If your home was constructed in the past twenty years, it almost certainly has several code-required smoke alarms. You can see, at right, an example of this. The home that I discuss here has half a dozen of these First Alert model 3120B smoke alarms.
The point of this blog article is to help you make some actual meaningful use of your code-required smoke alarms, above and beyond their intended function which is to permit the building inspector to grant a “certificate of occupancy” for the newly constructed home.
The residential building codes in the US have, for at least the past twenty years, required the installation of smoke alarms. And not only any old smoke alarms, but smoke alarms that that are linked to each other through an “interconnect” wire (invariably red in color), so that if any one smoke alarm in the house were to detect smoke, it would send a signal to all of the other smoke alarms in the house, and every smoke alarm would sound its siren.
In recent years, the code has further required that each smoke alarm have a battery backup (generally a nine-volt battery) so that the smoke alarm will carry out its functions even in the event of a failure of the regular 120 VAC power.
The idea of these smoke alarms is that they use the interconnect wire to communicate from each smoke alarm to the other smoke alarms in the house. This red wire is how each alarm tells the other alarms that smoke has been sensed, so that all of the alarms can sound their sirens.
This is all fine and good but it is of no use in terms of letting you know of a fire during a time when nobody is in the house. Which is the main point of this blog article.
What you will find is that in any particular house, the builder will have installed some number of code-required smoke alarms. Invariably the smoke alarms are made by the same company and are the exact same model. It is apparently understood in the home construction industry that what needs to happen is that all of the smoke alarms in a particular house are the same model, made by the same company. Invariably the wiring is black and white and red. The black and white wires provide 120 VAC to the sensors. The red wire provides an “interconnect” between the sensors. This red wire is what makes it so that all of the sirens will sound even if only one sensor has detected smoke.
This now brings us to the smoke sensor relay module. This modular has two sets of wires. At one end, the module connects to the black and white and red wires. At the other end, the modular provides a two-wire normally-closed “dry relay contact”. The idea is that these two wires can be connected to a zone in a home security system.

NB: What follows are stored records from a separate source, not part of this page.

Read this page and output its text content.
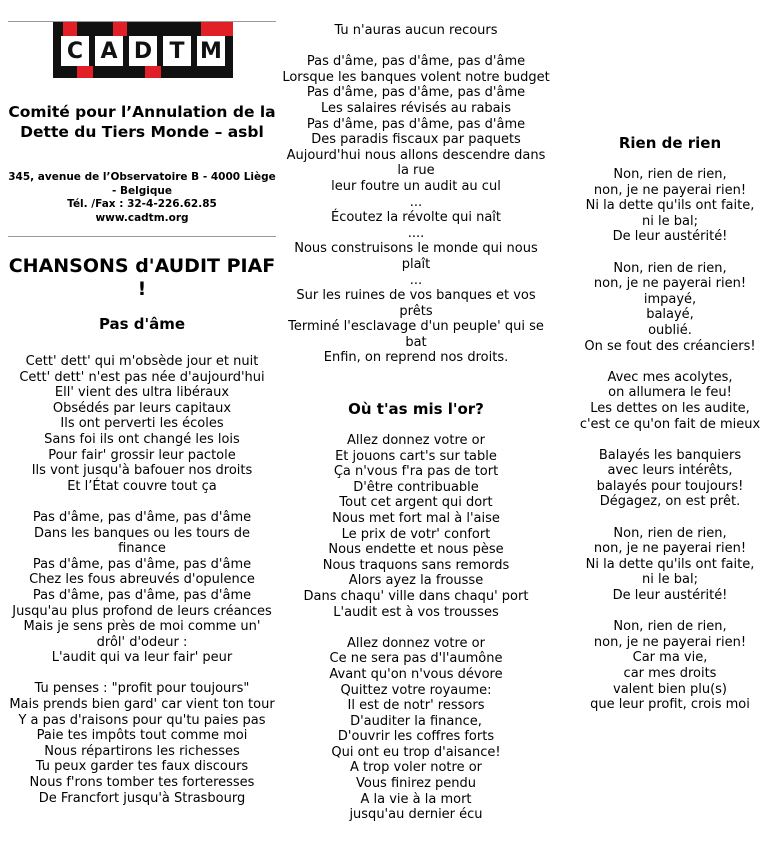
C A D T M
Comité pour l’Annulation de la Dette du Tiers Monde – asbl
345, avenue de l’Observatoire B - 4000 Liège - Belgique
Tél. /Fax : 32-4-226.62.85
www.cadtm.org
CHANSONS d'AUDIT PIAF !
Pas d'âme
Cett' dett' qui m'obsède jour et nuit
Cett' dett' n'est pas née d'aujourd'hui
Ell' vient des ultra libéraux
Obsédés par leurs capitaux
Ils ont perverti les écoles
Sans foi ils ont changé les lois
Pour fair' grossir leur pactole
Ils vont jusqu'à bafouer nos droits
Et l’État couvre tout ça
Pas d'âme, pas d'âme, pas d'âme
Dans les banques ou les tours de finance
Pas d'âme, pas d'âme, pas d'âme
Chez les fous abreuvés d'opulence
Pas d'âme, pas d'âme, pas d'âme
Jusqu'au plus profond de leurs créances
Mais je sens près de moi comme un' drôl' d'odeur :
L'audit qui va leur fair' peur
Tu penses : "profit pour toujours"
Mais prends bien gard' car vient ton tour
Y a pas d'raisons pour qu'tu paies pas
Paie tes impôts tout comme moi
Nous répartirons les richesses
Tu peux garder tes faux discours
Nous f'rons tomber tes forteresses
De Francfort jusqu'à Strasbourg
Tu n'auras aucun recours
Pas d'âme, pas d'âme, pas d'âme
Lorsque les banques volent notre budget
Pas d'âme, pas d'âme, pas d'âme
Les salaires révisés au rabais
Pas d'âme, pas d'âme, pas d'âme
Des paradis fiscaux par paquets
Aujourd'hui nous allons descendre dans la rue
leur foutre un audit au cul
...
Écoutez la révolte qui naît
....
Nous construisons le monde qui nous plaît
...
Sur les ruines de vos banques et vos prêts
Terminé l'esclavage d'un peuple' qui se bat
Enfin, on reprend nos droits.
Où t'as mis l'or?
Allez donnez votre or
Et jouons cart's sur table
Ça n'vous f'ra pas de tort
D'être contribuable
Tout cet argent qui dort
Nous met fort mal à l'aise
Le prix de votr' confort
Nous endette et nous pèse
Nous traquons sans remords
Alors ayez la frousse
Dans chaqu' ville dans chaqu' port
L'audit est à vos trousses
Allez donnez votre or
Ce ne sera pas d'l'aumône
Avant qu'on n'vous dévore
Quittez votre royaume:
Il est de notr' ressors
D'auditer la finance,
D'ouvrir les coffres forts
Qui ont eu trop d'aisance!
A trop voler notre or
Vous finirez pendu
A la vie à la mort
jusqu'au dernier écu
Rien de rien
Non, rien de rien,
non, je ne payerai rien!
Ni la dette qu'ils ont faite,
ni le bal;
De leur austérité!
Non, rien de rien,
non, je ne payerai rien!
impayé,
balayé,
oublié.
On se fout des créanciers!
Avec mes acolytes,
on allumera le feu!
Les dettes on les audite,
c'est ce qu'on fait de mieux
Balayés les banquiers
avec leurs intérêts,
balayés pour toujours!
Dégagez, on est prêt.
Non, rien de rien,
non, je ne payerai rien!
Ni la dette qu'ils ont faite,
ni le bal;
De leur austérité!
Non, rien de rien,
non, je ne payerai rien!
Car ma vie,
car mes droits
valent bien plu(s)
que leur profit, crois moi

In the security system, this zone will be configured as an “instant” zone, with meta-data for “smoke”. (In a DSC system this means the zone is defined with option “08”.)
As a general matter, each company that makes code-compliant smoke alarms will also have, somewhere in its ecosystem, a compatible relay module. The smoke sensor shown in the photograph above (First Alert model 3120B) is within the First Alert ecosystem. The relay module that works with this ecosystem is the fetchingly named RM4 relay module (manual).
With this background, we can now turn to the main point of this blog article. If you have not already done so, you should obtain a relay module that matches the ecosystem of your code-required smoke sensors. You would then connect the black, white and red wires of the relay module in parallel with the corresponding black, white and red wires that are connected to all of the code-required smoke sensors in your house. Then what remains is to identify the normally-closed dry relay contacts. With the RM4 module these contacts are brown and gray. These wires should be connected to a spare zone in your home security system (with appropriate end-of-line resistor as needed). The zone should be configured as “instant” and “smoke”.
You will then be in the happy situation that your home security system will benefit from all of the smoke sensors in your home.
I appreciate your branching out on this important topic. Another helpful topic would be to analyze the causes of chirping smoke detectors (and CO2 detectors for that matter), and specifically why the chirping only starts between the hours of 1:00 am – 3:00 am, regardless of time zone.
You are quite right about this. Until you pointed it out, I had not realized quite how consistently the chirping does start in the middle of the night. Of course it is most often a consequence of a battery running low and needing to be replaced.
As explained to me by the head of IP for a major smoke alarm company (at a conference lunch), one reason for middle of the night chirping is the low battery detection circuitry. At night, things cool down and the battery level drops. Once that happens, the chirping starts and does not stop even when the battery warms back up.
For those of you with a Z-Wave hub for home automation, the ZOOZ Z-WAVE PLUS SMOKE AND CO DETECTOR BRIDGE ZEN55 800LR supports all of the major manufacturers of smoke alarms and connects to your Z-Wave network. It indicates whether it is a CO or smoke detection. You would need to provide the appropriate automation to provide notification of the event from your hub and I don’t think this device would work if 110V is off (even if your hub and internet gateway are on a UPS), but neither does the First Alert device.
One thing that has puzzled me again and again is whether there is any consistency or standardization for what exactly gets communicated on the red wire. The makers of the alarms seem to go out of their way to avoid ever saying a word about what exactly happens on the red wire. From what you wrote (“supports all the major manufacturers of smoke alarms”) it sounds like maybe there is some consistency to it.